Berlin, Beyond The Wall // Patrick Tourneboeuf et Laurent Gontier
Supported by The Eyes
Exhibitions
28/10/2019
Berlin, Beyond The Wall
Patrick Tourneboeuf et Laurent Gontier
La chute du mur de Berlin le 9 Novembre 1989 restera une date et un fait majeur de notre histoire. A l’heure du Brexit et du « Mur Trump », que nous enseignent aujourd’hui les stigmates de cette ville coupée en deux durant près d’un demi-siEcle, symbole de la Guerre Froide, du renouveau et de l’espoir d’un monde meilleur ?
En 1988, curieux de comprendre le pourquoi de cette frontière, Patrick Tourneboeuf effectue un premier voyage initiatique. Il y retourne plusieurs fois entre 1990 et 2016, d’abord à la recherche des empreintes laissées dans les paysages en mutation puis avec un regard plus aiguisé sur des détails insolites.
En Mai 2019, le projet s’achève avec la réalisation d’un dernier séjour qui lui permet de finaliser cette quête de l’invisible dans le visible. Accompagné du journaliste cartographe Laurent Gontier, ce voyage revient aux sources topographiques de l’emplacement exact du mur, prétexte pour le parcourir à pied et aller à la rencontre des hommes et de leur territoire.

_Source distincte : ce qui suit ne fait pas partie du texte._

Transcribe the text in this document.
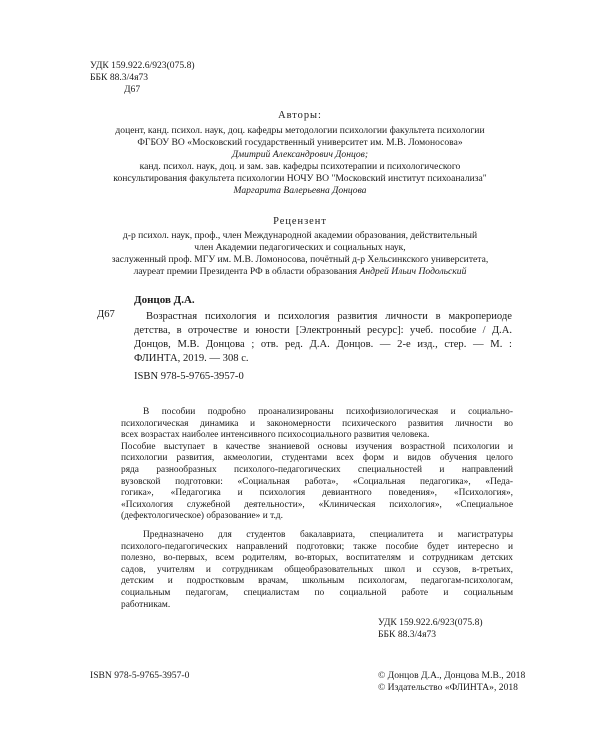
УДК 159.922.6/923(075.8)
ББК 88.3/4я73
Д67
Авторы:
доцент, канд. психол. наук, доц. кафедры методологии психологии факультета психологии
ФГБОУ ВО «Московский государственный университет им. М.В. Ломоносова»
Дмитрий Александрович Донцов;
канд. психол. наук, доц. и зам. зав. кафедры психотерапии и психологического
консультирования факультета психологии НОЧУ ВО "Московский институт психоанализа"
Маргарита Валерьевна Донцова
Рецензент
д-р психол. наук, проф., член Международной академии образования, действительный
член Академии педагогических и социальных наук,
заслуженный проф. МГУ им. М.В. Ломоносова, почётный д-р Хельсинкского университета,
лауреат премии Президента РФ в области образования Андрей Ильич Подольский
Донцов Д.А.
Д67	Возрастная психология и психология развития личности в макропериоде
детства, в отрочестве и юности [Электронный ресурс]: учеб. пособие / Д.А.
Донцов, М.В. Донцова ; отв. ред. Д.А. Донцов. — 2-е изд., стер. — М. :
ФЛИНТА, 2019. — 308 с.
ISBN 978-5-9765-3957-0
В пособии подробно проанализированы психофизиологическая и социально-
психологическая динамика и закономерности психического развития личности во
всех возрастах наиболее интенсивного психосоциального развития человека.
Пособие выступает в качестве знаниевой основы изучения возрастной психологии и
психологии развития, акмеологии, студентами всех форм и видов обучения целого
ряда разнообразных психолого-педагогических специальностей и направлений
вузовской подготовки: «Социальная работа», «Социальная педагогика», «Педа-
гогика», «Педагогика и психология девиантного поведения», «Психология»,
«Психология служебной деятельности», «Клиническая психология», «Специальное
(дефектологическое) образование» и т.д.
Предназначено для студентов бакалавриата, специалитета и магистратуры
психолого-педагогических направлений подготовки; также пособие будет интересно и
полезно, во-первых, всем родителям, во-вторых, воспитателям и сотрудникам детских
садов, учителям и сотрудникам общеобразовательных школ и ссузов, в-третьих,
детским и подростковым врачам, школьным психологам, педагогам-психологам,
социальным педагогам, специалистам по социальной работе и социальным
работникам.
УДК 159.922.6/923(075.8)
ББК 88.3/4я73
ISBN 978-5-9765-3957-0	© Донцов Д.А., Донцова М.В., 2018
© Издательство «ФЛИНТА», 2018
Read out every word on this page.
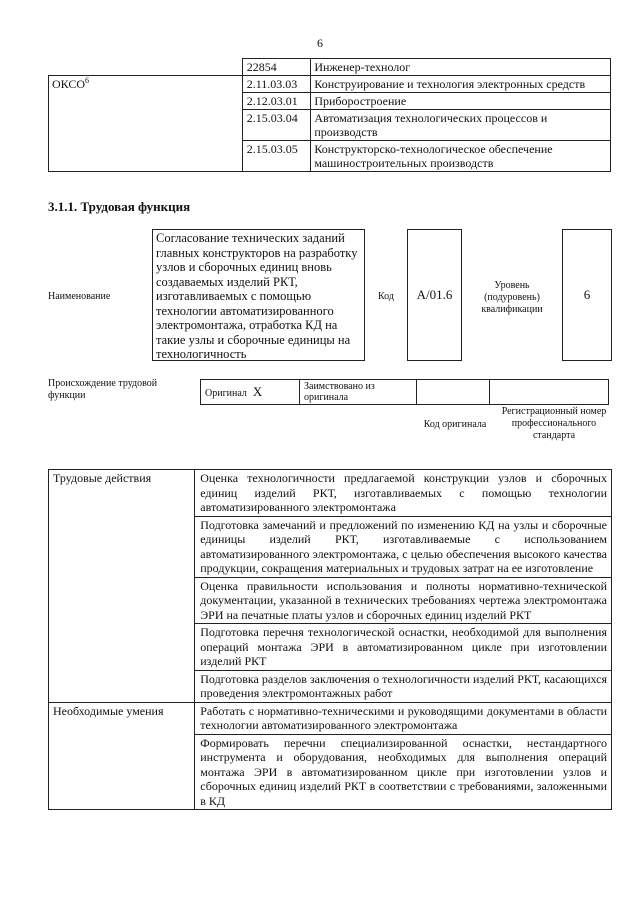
6
	22854	Инженер-технолог
ОКСО$^6$	2.11.03.03	Конструирование и технология электронных средств
	2.12.03.01	Приборостроение
	2.15.03.04	Автоматизация технологических процессов и производств
	2.15.03.05	Конструкторско-технологическое обеспечение машиностроительных производств
3.1.1. Трудовая функция
Наименование
Согласование технических заданий главных конструкторов на разработку узлов и сборочных единиц вновь создаваемых изделий РКТ, изготавливаемых с помощью технологии автоматизированного электромонтажа, отработка КД на такие узлы и сборочные единицы на технологичность
Код A/01.6
Уровень (подуровень) квалификации
6
Происхождение трудовой функции	Оригинал X	Заимствовано из оригинала		
Код оригинала
Регистрационный номер профессионального стандарта
Трудовые действия	Оценка технологичности предлагаемой конструкции узлов и сборочных единиц изделий РКТ, изготавливаемых с помощью технологии автоматизированного электромонтажа
	Подготовка замечаний и предложений по изменению КД на узлы и сборочные единицы изделий РКТ, изготавливаемые с использованием автоматизированного электромонтажа, с целью обеспечения высокого качества продукции, сокращения материальных и трудовых затрат на ее изготовление
	Оценка правильности использования и полноты нормативно-технической документации, указанной в технических требованиях чертежа электромонтажа ЭРИ на печатные платы узлов и сборочных единиц изделий РКТ
	Подготовка перечня технологической оснастки, необходимой для выполнения операций монтажа ЭРИ в автоматизированном цикле при изготовлении изделий РКТ
	Подготовка разделов заключения о технологичности изделий РКТ, касающихся проведения электромонтажных работ
Необходимые умения	Работать с нормативно-техническими и руководящими документами в области технологии автоматизированного электромонтажа
	Формировать перечни специализированной оснастки, нестандартного инструмента и оборудования, необходимых для выполнения операций монтажа ЭРИ в автоматизированном цикле при изготовлении узлов и сборочных единиц изделий РКТ в соответствии с требованиями, заложенными в КД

EXTRAIT DE L’ARTICLE DE SONIA VOSS PUBLIE DANS The Eyes #10
De 1988 à 1990, peu avant la chute du Mur et immédiatement après, Patrick Tournebœuf se rend à Berlin et immortalise les prémices et les effets de ce qui reste l’un des moments les plus marquants de l’histoire du XXe siècle. Il y retourne en 2003 et documente cette fois les vestiges du Mur, qui participent à l’image d’un Berlin en pleine mutation.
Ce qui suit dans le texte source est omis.